The ionic reaction of the titration is:

Mg²⁺ + HPO₄^2- + NH₃ $\rightarrow$ MgNH₄PO₄$\downarrow$ .

Here, one mole of HPO₄^2- ions react with one mole of Mg²⁺ ions:

$n(Mg^{+2}) = n(HPO_4^{2-})$ .

It is evident that the number of the moles of HPO₄^2- and of Na₃PO₄ are the same:

$n(HPO_4^{2-}) = n(Na_3PO_4)$

Therefore, the volume of Na₃PO₄ needed for the titration is:

$V(Na_3PO_4) = \frac{n(PO_4^{3-})}{c} = \frac{n(Mg^{2+})}{0.2000}$ .
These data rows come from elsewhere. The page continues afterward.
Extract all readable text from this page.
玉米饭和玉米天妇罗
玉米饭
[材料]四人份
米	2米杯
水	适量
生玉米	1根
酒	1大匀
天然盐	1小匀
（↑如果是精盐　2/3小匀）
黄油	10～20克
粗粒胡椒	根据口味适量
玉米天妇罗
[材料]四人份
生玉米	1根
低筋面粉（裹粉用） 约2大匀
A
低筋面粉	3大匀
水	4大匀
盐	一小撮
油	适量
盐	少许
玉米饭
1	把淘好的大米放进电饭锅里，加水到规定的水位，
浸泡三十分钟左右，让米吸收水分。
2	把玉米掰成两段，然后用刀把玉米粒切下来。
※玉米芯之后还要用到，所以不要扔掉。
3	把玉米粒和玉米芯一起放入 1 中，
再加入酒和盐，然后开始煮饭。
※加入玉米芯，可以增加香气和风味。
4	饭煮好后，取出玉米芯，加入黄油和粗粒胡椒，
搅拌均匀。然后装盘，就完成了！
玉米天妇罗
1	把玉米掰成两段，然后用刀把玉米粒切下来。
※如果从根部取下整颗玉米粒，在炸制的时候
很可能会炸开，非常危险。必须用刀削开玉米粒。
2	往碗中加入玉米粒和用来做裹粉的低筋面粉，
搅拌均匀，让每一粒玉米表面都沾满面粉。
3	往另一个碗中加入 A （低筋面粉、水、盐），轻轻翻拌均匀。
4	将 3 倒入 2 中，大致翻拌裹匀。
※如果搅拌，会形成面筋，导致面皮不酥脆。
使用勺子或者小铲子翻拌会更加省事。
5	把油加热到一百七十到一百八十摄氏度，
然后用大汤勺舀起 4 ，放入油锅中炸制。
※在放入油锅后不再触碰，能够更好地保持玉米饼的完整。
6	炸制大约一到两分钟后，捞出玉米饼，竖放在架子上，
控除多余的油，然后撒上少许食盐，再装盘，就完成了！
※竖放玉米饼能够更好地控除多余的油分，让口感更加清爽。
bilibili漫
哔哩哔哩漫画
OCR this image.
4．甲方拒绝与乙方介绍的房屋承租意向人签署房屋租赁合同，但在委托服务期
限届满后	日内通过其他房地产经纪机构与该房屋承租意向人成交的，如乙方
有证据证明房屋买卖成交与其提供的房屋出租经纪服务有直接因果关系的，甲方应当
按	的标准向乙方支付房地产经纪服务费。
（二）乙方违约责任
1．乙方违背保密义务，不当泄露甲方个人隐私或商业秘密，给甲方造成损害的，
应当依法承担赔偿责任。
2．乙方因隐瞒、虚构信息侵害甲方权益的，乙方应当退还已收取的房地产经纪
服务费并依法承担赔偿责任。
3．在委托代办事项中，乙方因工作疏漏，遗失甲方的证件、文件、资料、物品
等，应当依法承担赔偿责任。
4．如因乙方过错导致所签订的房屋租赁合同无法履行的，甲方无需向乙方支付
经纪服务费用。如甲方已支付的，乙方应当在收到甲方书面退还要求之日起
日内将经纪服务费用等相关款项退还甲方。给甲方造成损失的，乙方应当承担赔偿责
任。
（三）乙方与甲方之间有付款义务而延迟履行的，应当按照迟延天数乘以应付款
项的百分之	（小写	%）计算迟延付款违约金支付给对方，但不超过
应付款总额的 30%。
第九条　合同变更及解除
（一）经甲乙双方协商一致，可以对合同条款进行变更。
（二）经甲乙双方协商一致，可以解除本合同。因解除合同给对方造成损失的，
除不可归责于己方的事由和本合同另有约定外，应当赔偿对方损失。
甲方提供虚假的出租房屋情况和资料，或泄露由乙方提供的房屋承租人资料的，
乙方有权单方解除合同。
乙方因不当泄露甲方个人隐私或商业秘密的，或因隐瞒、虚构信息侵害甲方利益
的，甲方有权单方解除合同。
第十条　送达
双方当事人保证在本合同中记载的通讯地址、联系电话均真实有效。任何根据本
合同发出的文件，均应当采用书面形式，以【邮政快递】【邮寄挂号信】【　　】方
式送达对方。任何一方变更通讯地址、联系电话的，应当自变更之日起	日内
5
The number of the moles of Mg²⁺ equals to the number of the moles of MgCO₃ in the aliquot:

$n(Mg^{2+}) = n(MgCO_3)$ .

The number of the moles of MgCO₃ is its mass divided by its molar mass 84.31 g/mol:

$n(MgCO_3) =\frac{m}{M} = \frac{m}{84.31}$ .

The mass of MgCO₃ in the sample of 2.0000 g is:

$m(MgCO_3, sample) = 2.0000\cdot 0.1401 = 0.2802$ g.

The mass of MgCO₃ in 50 mL aliquot of the solution is 250/50=5 times less than in 250 mL solution:

$m(MgCO_3, aliquot) = 0.2802/5 = 0.05604$ g.

Therefore, the number of the moles of MgCO₃ in the aliquot is:

$n(MgCO_3, aliquot) = \frac{0.05604}{84.31} = 0.0006647$ mol.

Finally, the theoretical volume of Na₃PO₄ is:

$V(Na_3PO_4) = \frac{0.0006647}{0.2000} = 0.003323$ L or 3.32 mL.

Answer: 3.32 mL of Na₃PO₄ solution that is 0.2000N is theoretically required if 2.0000g of sampleof dolomite containing 14.01% MgCO₃ is dissolved in water and diluted to 250 mL and an aliquot of 50 mL is used.